Il faut lire les consignes concernant la tâche et le problème médical du patient. Les verbes utilisés dans les consignes sont importants, de même que les limites stipulées dans les questions.

Par exemple :

  • Si la tâche consiste à prendre une anamnèse ciblée, le candidat n’obtiendra des points que s’il prend une anamnèse pertinente du point de vue clinique. Vous n’obtiendrez pas de points sur les conseils ou les avertissements que vous prodiguez au patient si la tâche est de recueillir l’anamnèse.

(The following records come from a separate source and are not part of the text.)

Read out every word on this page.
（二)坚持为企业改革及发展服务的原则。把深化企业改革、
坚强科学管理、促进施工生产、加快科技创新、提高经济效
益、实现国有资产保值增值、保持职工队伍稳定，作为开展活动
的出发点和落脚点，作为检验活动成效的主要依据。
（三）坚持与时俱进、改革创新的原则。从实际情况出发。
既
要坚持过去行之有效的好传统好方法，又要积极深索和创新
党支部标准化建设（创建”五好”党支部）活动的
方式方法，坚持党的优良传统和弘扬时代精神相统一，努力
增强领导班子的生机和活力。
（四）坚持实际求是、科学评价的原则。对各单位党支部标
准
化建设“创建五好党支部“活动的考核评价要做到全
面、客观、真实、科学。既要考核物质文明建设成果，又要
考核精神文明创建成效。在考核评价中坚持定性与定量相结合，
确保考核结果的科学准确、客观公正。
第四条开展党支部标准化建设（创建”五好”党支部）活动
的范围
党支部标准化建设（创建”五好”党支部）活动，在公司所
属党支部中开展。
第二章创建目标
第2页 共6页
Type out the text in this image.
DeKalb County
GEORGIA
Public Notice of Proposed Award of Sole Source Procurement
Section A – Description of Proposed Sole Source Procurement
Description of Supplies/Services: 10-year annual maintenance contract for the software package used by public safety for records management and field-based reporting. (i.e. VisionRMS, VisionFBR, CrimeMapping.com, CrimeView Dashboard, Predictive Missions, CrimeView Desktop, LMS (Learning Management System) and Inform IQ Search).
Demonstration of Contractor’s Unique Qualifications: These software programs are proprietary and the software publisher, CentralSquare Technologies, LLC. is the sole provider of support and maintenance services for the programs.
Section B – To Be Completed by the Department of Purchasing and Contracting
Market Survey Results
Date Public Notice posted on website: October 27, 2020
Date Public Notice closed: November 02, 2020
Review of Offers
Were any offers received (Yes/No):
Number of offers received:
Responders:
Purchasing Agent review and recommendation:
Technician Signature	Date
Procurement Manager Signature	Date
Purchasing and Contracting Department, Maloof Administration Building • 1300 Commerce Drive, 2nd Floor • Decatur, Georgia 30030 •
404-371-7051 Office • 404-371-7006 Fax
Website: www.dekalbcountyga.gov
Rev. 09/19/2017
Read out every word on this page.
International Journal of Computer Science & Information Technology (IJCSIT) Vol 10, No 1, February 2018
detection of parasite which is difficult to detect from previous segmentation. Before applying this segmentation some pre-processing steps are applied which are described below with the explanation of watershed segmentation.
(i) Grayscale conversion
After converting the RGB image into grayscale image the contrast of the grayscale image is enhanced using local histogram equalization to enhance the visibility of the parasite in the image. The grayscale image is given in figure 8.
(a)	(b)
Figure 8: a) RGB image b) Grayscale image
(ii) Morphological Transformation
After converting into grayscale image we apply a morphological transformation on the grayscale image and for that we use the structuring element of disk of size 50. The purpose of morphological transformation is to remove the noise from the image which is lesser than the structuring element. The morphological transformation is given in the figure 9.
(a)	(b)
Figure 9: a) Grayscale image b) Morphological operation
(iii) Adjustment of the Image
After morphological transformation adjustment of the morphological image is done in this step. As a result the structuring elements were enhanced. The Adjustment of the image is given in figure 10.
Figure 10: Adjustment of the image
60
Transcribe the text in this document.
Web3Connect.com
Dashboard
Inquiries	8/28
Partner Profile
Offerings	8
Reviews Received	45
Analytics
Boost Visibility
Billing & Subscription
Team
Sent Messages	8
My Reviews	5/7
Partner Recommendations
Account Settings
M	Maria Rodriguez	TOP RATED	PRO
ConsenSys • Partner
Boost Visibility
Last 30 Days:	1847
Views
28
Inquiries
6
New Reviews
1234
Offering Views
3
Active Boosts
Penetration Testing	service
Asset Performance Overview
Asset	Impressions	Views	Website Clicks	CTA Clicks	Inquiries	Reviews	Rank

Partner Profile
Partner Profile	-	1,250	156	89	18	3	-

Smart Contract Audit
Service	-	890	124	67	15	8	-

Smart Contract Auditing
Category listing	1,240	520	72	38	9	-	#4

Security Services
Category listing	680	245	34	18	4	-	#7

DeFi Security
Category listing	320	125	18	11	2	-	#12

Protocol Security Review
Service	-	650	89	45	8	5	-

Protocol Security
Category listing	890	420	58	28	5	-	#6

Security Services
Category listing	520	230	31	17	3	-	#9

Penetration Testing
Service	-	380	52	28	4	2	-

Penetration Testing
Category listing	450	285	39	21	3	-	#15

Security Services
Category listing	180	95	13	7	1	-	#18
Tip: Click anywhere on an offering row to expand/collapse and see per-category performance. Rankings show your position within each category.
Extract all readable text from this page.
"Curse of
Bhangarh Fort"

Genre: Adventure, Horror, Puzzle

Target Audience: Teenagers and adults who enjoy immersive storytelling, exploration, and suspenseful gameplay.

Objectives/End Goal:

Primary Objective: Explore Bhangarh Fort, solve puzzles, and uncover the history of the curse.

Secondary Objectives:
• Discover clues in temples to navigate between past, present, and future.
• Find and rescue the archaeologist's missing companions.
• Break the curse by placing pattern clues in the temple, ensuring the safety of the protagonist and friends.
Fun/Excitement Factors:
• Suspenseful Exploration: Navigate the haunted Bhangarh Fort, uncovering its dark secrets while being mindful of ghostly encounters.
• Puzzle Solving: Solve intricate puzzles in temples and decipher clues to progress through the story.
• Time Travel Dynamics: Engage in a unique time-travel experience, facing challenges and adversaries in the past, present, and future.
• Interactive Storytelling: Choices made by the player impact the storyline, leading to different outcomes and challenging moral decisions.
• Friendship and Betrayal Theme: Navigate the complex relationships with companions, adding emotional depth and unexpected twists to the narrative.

  • Si la tâche consiste à « évaluer et conseiller » OU « discuter » OU « conseiller », alors vous serez noté sur des actions telles qu’obtenir des informations clés sur le problème du patient, comprendre la manière dont le patient perçoit le problème, AINSI QUE sur les mesures prises, comme prodiguer des conseils au patient, lui donner des renseignements et recommander un suivi en fonction de la nature du problème.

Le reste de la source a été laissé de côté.